Uploaded image for project: 'Jenkins'
  1. Jenkins
  2. JENKINS-56036

Spot Instance Plugin Spawns Arbitrary Number of Instances

    XMLWordPrintable

    Details

    • Type: Bug
    • Status: Open (View Workflow)
    • Priority: Critical
    • Resolution: Unresolved
    • Component/s: ec2-plugin
    • Labels:
      None
    • Similar Issues:

      Description

      Feb 07, 2019 4:55:53 PM FINE com.amazonaws.http.AmazonHttpClient$RequestExecutor executeOneRequest
      Sending Request: POST https://ec2.us-east-1.amazonaws.com/ / Parameters: ({"Action":["DescribeInstances"],"Version":["2016-11-15"],"InstanceId.1":["i-0cda2343e023df94c"]}Headers: (User-Agent: aws-sdk-java/1.11.457 Linux/4.4.0-47-generic Java_HotSpot(TM)_64-Bit_Server_VM/25.111-b14 java/1.8.0_111 groovy/2.4.12, amz-sdk-invocation-id: 1eb7a6a4-e994-6b97-17bf-e412668194d8, )

      The EC2 Spot instance functionality keeps spawning the spot instances while ignoring the existing ones that are running.

      I see stacktraces like this in Jenkins when this happens.

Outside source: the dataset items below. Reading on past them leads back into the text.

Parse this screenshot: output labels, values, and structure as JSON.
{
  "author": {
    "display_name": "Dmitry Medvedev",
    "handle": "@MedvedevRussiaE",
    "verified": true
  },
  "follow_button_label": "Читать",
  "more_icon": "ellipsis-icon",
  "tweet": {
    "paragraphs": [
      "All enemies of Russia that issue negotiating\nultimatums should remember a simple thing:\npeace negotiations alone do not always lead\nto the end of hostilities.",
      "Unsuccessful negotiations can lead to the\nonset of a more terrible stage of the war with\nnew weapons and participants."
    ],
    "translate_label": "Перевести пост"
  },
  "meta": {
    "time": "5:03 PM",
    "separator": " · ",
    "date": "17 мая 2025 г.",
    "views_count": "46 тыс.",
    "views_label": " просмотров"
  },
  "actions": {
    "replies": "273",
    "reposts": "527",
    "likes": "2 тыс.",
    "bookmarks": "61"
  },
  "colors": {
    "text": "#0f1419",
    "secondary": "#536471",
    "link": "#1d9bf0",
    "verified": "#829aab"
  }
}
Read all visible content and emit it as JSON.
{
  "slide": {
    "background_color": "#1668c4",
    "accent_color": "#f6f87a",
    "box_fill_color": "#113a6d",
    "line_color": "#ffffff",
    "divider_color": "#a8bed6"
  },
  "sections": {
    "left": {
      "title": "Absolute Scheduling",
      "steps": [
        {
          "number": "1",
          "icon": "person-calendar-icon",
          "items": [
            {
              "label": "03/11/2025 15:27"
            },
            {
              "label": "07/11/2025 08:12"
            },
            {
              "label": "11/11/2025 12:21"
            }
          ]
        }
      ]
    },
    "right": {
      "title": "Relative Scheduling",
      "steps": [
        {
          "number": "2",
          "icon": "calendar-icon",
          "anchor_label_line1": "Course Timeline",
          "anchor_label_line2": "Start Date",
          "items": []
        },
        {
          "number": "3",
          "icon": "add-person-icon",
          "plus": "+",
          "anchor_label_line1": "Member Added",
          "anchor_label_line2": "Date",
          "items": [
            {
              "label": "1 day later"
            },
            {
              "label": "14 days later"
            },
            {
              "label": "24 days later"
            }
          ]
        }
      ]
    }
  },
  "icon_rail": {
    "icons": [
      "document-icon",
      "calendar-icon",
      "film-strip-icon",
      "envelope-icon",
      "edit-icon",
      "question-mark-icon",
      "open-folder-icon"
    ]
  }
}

      INFO: Unexpected number of reservations reported by EC2 for instance id 'i-0cda2343e023df94c', expected 1 result, found []. Instance seems to be dead.
      Feb 07, 2019 4:56:38 PM hudson.plugins.ec2.EC2Cloud provision
      WARNING: SlaveTemplate{ami='ami-005b3a8001dab02a9', labels=''}. Exception during provisioning
      com.amazonaws.AmazonClientException: Unexpected number of reservations reported by EC2 for instance id 'i-0cda2343e023df94c', expected 1 result, found []. Instance seems to be dead.
      at hudson.plugins.ec2.CloudHelper.getInstance(CloudHelper.java:54)
      at hudson.plugins.ec2.CloudHelper.getInstanceWithRetry(CloudHelper.java:25)
      at hudson.plugins.ec2.EC2AbstractSlave.fetchLiveInstanceData(EC2AbstractSlave.java:499)
      at hudson.plugins.ec2.EC2AbstractSlave.<init>(EC2AbstractSlave.java:159)
      at hudson.plugins.ec2.EC2SpotSlave.<init>(EC2SpotSlave.java:44)
      at hudson.plugins.ec2.EC2SpotSlave.<init>(EC2SpotSlave.java:37)
      at hudson.plugins.ec2.SlaveTemplate.newSpotSlave(SlaveTemplate.java:979)
      at hudson.plugins.ec2.SlaveTemplate.provisionSpot(SlaveTemplate.java:919)
      at hudson.plugins.ec2.SlaveTemplate.provision(SlaveTemplate.java:464)
      at hudson.plugins.ec2.EC2Cloud.getNewOrExistingAvailableSlave(EC2Cloud.java:578)
      at hudson.plugins.ec2.EC2Cloud.provision(EC2Cloud.java:594)
      at hudson.slaves.NodeProvisioner$StandardStrategyImpl.apply(NodeProvisioner.java:715)
      at hudson.slaves.NodeProvisioner.update(NodeProvisioner.java:320)
      at hudson.slaves.NodeProvisioner.access$000(NodeProvisioner.java:62)
      at hudson.slaves.NodeProvisioner$1.run(NodeProvisioner.java:177)
      at jenkins.util.ContextResettingExecutorService$1.run(ContextResettingExecutorService.java:28)
      at jenkins.security.ImpersonatingExecutorService$1.run(ImpersonatingExecutorService.java:59)
      at java.util.concurrent.Executors$RunnableAdapter.call(Executors.java:511)
      at java.util.concurrent.FutureTask.run(FutureTask.java:266)
      at java.util.concurrent.ThreadPoolExecutor.runWorker(ThreadPoolExecutor.java:1142)
      at java.util.concurrent.ThreadPoolExecutor$Worker.run(ThreadPoolExecutor.java:617)
      at java.lang.Thread.run(Thread.java:745)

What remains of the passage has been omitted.